Gravées dans le granite breton à la Pointe de Guéritte, ces cupules néolithiques témoignent d'une spiritualité mystérieuse vieille de 5 000 ans, face à l'Atlantique sauvage de la presqu'île de Quiberon.
Au bout de la presqu'île de Quiberon, là où les vents de l'Atlantique sculptent les falaises et où la lumière rasante du soir transforme la roche en tableau vivant, les roches à cupules de la Pointe de Guéritte gardent le secret d'une humanité ancienne. Ces dépressions hémisphériques creusées à même le granite — que les archéologues appellent «cupules» — constituent l'un des témoignages les plus discrets et les plus énigmatiques du Morbihan préhistorique, département qui concentre pourtant l'une des plus fortes densités de monuments mégalithiques au monde. Ce qui rend ce site exceptionnel, c'est avant tout son implantation. Gravées sur des affleurements rocheux dominant la mer, ces marques anthropiques s'inscrivent dans un paysage maritime d'une puissance rare. La Pointe de Guéritte, battue par les embruns et traversée par les lumières changeantes du littoral breton, offre un cadre qui amplifie le sentiment de communion entre les créateurs de ces signes et les forces naturelles qui les entouraient. Les cupules, régulièrement disposées sur la surface du rocher, évoquent des représentations astronomiques, des cartographies rituelles ou des réceptacles pour offrandes — interprétations qui alimentent encore aujourd'hui les débats des spécialistes. La visite de ce site classé Monument historique depuis 1931 réclame une attention particulière : il faut s'approcher, se baisser, laisser la main effleurer la roche pour percevoir la patience et l'intention qui ont guidé les artisans néolithiques. Chaque cupule, creusée au percuteur de pierre, représente des heures de labeur — un acte délibéré, chargé de sens. On se trouve ici devant l'une des formes d'expression humaine les plus universelles et les plus anciennes, présente sur tous les continents. Le cadre naturel rivalise avec l'intérêt archéologique. La Côte Sauvage de Quiberon, toute proche, déploie ses calanques et ses falaises déchiquetées, tandis que la baie de Quiberon, côté est, offre ses eaux plus calmes. Ce contraste topographique saisissant rappelle que les populations préhistoriques qui fréquentaient ces rivages avaient choisi, non par hasard, l'un des promontoires les plus chargés en énergie de la côte morbihannaise pour y laisser leur empreinte.

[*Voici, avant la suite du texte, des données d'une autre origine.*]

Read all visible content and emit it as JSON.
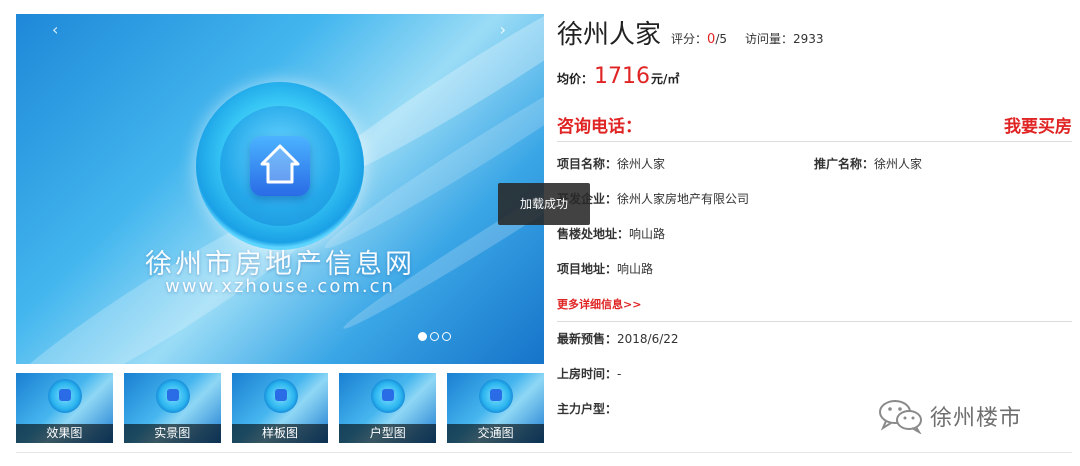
{
  "gallery": {
    "prev_arrow": "‹",
    "next_arrow": "›",
    "brand_title": "徐州市房地产信息网",
    "brand_url": "www.xzhouse.com.cn",
    "slides": 3,
    "active_slide": 1,
    "thumbnails": [
      "效果图",
      "实景图",
      "样板图",
      "户型图",
      "交通图"
    ]
  },
  "toast": "加载成功",
  "property": {
    "name": "徐州人家",
    "rating_label": "评分：",
    "rating_value": "0",
    "rating_max": "/5",
    "visits_label": "访问量：",
    "visits_value": "2933",
    "price_label": "均价：",
    "price_value": "1716",
    "price_unit": "元/㎡"
  },
  "contact": {
    "consult_label": "咨询电话：",
    "buy_link": "我要买房"
  },
  "details": {
    "project_name_label": "项目名称：",
    "project_name": "徐州人家",
    "promo_name_label": "推广名称：",
    "promo_name": "徐州人家",
    "developer_label": "开发企业：",
    "developer": "徐州人家房地产有限公司",
    "sales_address_label": "售楼处地址：",
    "sales_address": "响山路",
    "project_address_label": "项目地址：",
    "project_address": "响山路",
    "more_link": "更多详细信息>>",
    "presale_label": "最新预售：",
    "presale_date": "2018/6/22",
    "handover_label": "上房时间：",
    "handover_value": "-",
    "main_unit_label": "主力户型：",
    "main_unit_value": ""
  },
  "watermark": {
    "text": "徐州楼市",
    "icon": "wechat-icon"
  },
  "colors": {
    "accent_red": "#e02424",
    "toast_bg": "#282828"
  }
}
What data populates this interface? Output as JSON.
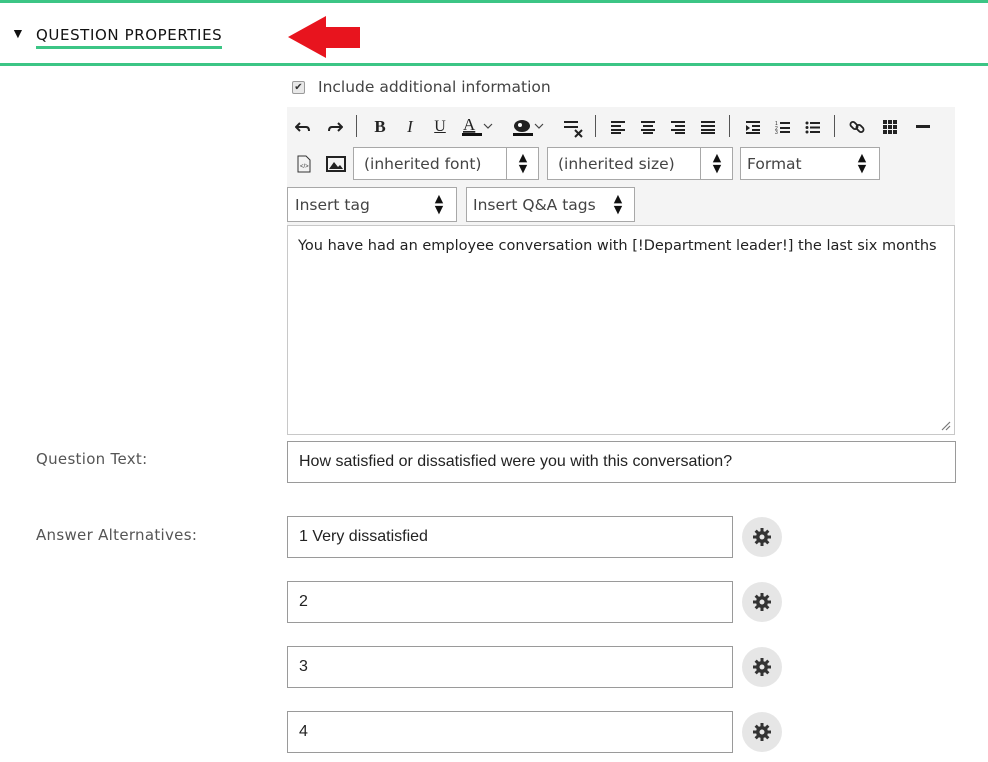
{
  "section": {
    "caret": "▼",
    "title": "QUESTION PROPERTIES"
  },
  "additional_info": {
    "checked": true,
    "label": "Include additional information"
  },
  "editor": {
    "toolbar": {
      "row1_icons": [
        "undo-icon",
        "redo-icon",
        "bold-icon",
        "italic-icon",
        "underline-icon",
        "text-color-icon",
        "background-color-icon",
        "remove-format-icon",
        "align-left-icon",
        "align-center-icon",
        "align-right-icon",
        "align-justify-icon",
        "indent-icon",
        "numbered-list-icon",
        "bulleted-list-icon",
        "link-icon",
        "table-icon",
        "horizontal-rule-icon"
      ],
      "font_select": "(inherited font)",
      "size_select": "(inherited size)",
      "format_select": "Format",
      "insert_tag_select": "Insert tag",
      "insert_qa_tags_select": "Insert Q&A tags"
    },
    "content": "You have had an employee conversation with [!Department leader!] the last six months"
  },
  "question_text": {
    "label": "Question Text:",
    "value": "How satisfied or dissatisfied were you with this conversation?"
  },
  "answers": {
    "label": "Answer Alternatives:",
    "items": [
      {
        "value": "1 Very dissatisfied"
      },
      {
        "value": "2"
      },
      {
        "value": "3"
      },
      {
        "value": "4"
      }
    ]
  },
  "colors": {
    "accent": "#3cc585",
    "arrow": "#e8141e"
  }
}
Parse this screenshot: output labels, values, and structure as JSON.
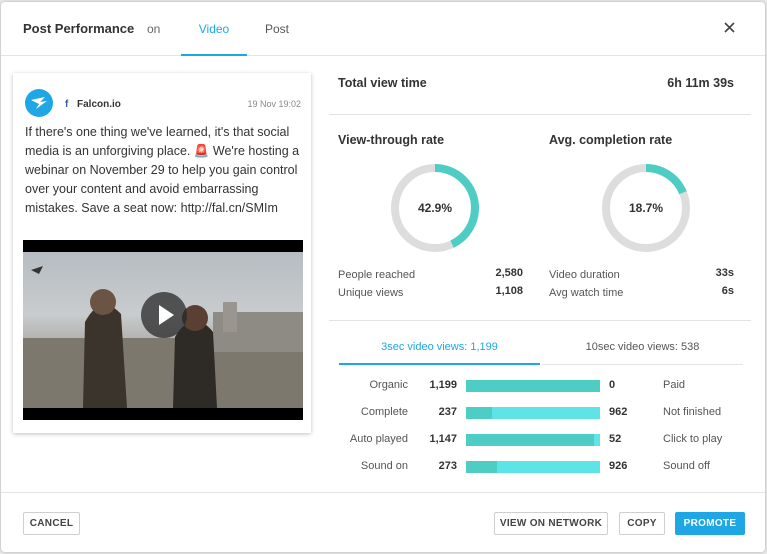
{
  "header": {
    "title": "Post Performance",
    "on_label": "on",
    "tabs": [
      {
        "label": "Video",
        "active": true
      },
      {
        "label": "Post",
        "active": false
      }
    ],
    "close_icon": "close-icon"
  },
  "post": {
    "brand": "Falcon.io",
    "network_icon": "facebook-icon",
    "date": "19 Nov 19:02",
    "text": "If there's one thing we've learned, it's that social media is an unforgiving place. 🚨 We're hosting a webinar on November 29 to help you gain control over your content and avoid embarrassing mistakes. Save a seat now: http://fal.cn/SMIm",
    "video_icon": "play-icon"
  },
  "stats": {
    "total_view_time_label": "Total view time",
    "total_view_time_value": "6h 11m 39s",
    "view_through": {
      "title": "View-through rate",
      "percent_label": "42.9%",
      "percent": 42.9,
      "rows": [
        {
          "label": "People reached",
          "value": "2,580"
        },
        {
          "label": "Unique views",
          "value": "1,108"
        }
      ]
    },
    "completion": {
      "title": "Avg. completion rate",
      "percent_label": "18.7%",
      "percent": 18.7,
      "rows": [
        {
          "label": "Video duration",
          "value": "33s"
        },
        {
          "label": "Avg watch time",
          "value": "6s"
        }
      ]
    },
    "view_tabs": [
      {
        "label": "3sec video views: 1,199",
        "active": true
      },
      {
        "label": "10sec video views: 538",
        "active": false
      }
    ],
    "bars": [
      {
        "left_label": "Organic",
        "left_value": "1,199",
        "right_value": "0",
        "right_label": "Paid",
        "left_num": 1199,
        "right_num": 0
      },
      {
        "left_label": "Complete",
        "left_value": "237",
        "right_value": "962",
        "right_label": "Not finished",
        "left_num": 237,
        "right_num": 962
      },
      {
        "left_label": "Auto played",
        "left_value": "1,147",
        "right_value": "52",
        "right_label": "Click to play",
        "left_num": 1147,
        "right_num": 52
      },
      {
        "left_label": "Sound on",
        "left_value": "273",
        "right_value": "926",
        "right_label": "Sound off",
        "left_num": 273,
        "right_num": 926
      }
    ]
  },
  "footer": {
    "cancel": "CANCEL",
    "view_on_network": "VIEW ON NETWORK",
    "copy": "COPY",
    "promote": "PROMOTE"
  },
  "colors": {
    "accent": "#1ea7e4",
    "donut_fill": "#4ecdc4",
    "donut_track": "#dddddd",
    "bar_light": "#5ee4e6",
    "bar_dark": "#4ecdc4"
  }
}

Les roches à cupules de la Pointe de Guéritte relèvent d'un art rupestre lithique caractéristique du Néolithique atlantique. Les cupules sont des dépressions hémisphériques creusées par percussion directe et abrasion dans la surface du granite local — roche dure, à grain moyen, d'origine magmatique, typique du socle armoricain. Le processus de réalisation impliquait l'utilisation d'un percuteur en quartz ou en granite plus dur, frappé de manière répétée et rotative pour arracher la matière pierre à pierre. Les dépressions ainsi obtenues présentent généralement un diamètre compris entre trois et dix centimètres, pour une profondeur de un à quatre centimètres. Leur disposition sur la roche peut être aléatoire en apparence ou, dans certains cas, suivre des organisations géométriques — alignements, grilles, arcs de cercle — qui suggèrent une intentionnalité narrative ou symbolique. À Guéritte, comme sur de nombreux sites comparables de la façade atlantique bretonne, les cupules sont creusées sur des surfaces subhorizontales exposées au ciel, ce qui a alimenté les théories d'une fonction astronomique ou d'une relation symbolique avec les eaux de pluie s'accumulant dans les creux. Le granite de Quiberon, exposé aux embruns et aux cycles de gel-dégel, présente une patine caractéristique qui rend les cupules lisibles en lumière rasante — notamment à l'aube ou en fin d'après-midi — lorsque les ombres portées révèlent avec une netteté maximale la topographie gravée de la roche. Cette qualité lumineuse du site constitue en elle-même un trait architectural, au sens large, du lieu.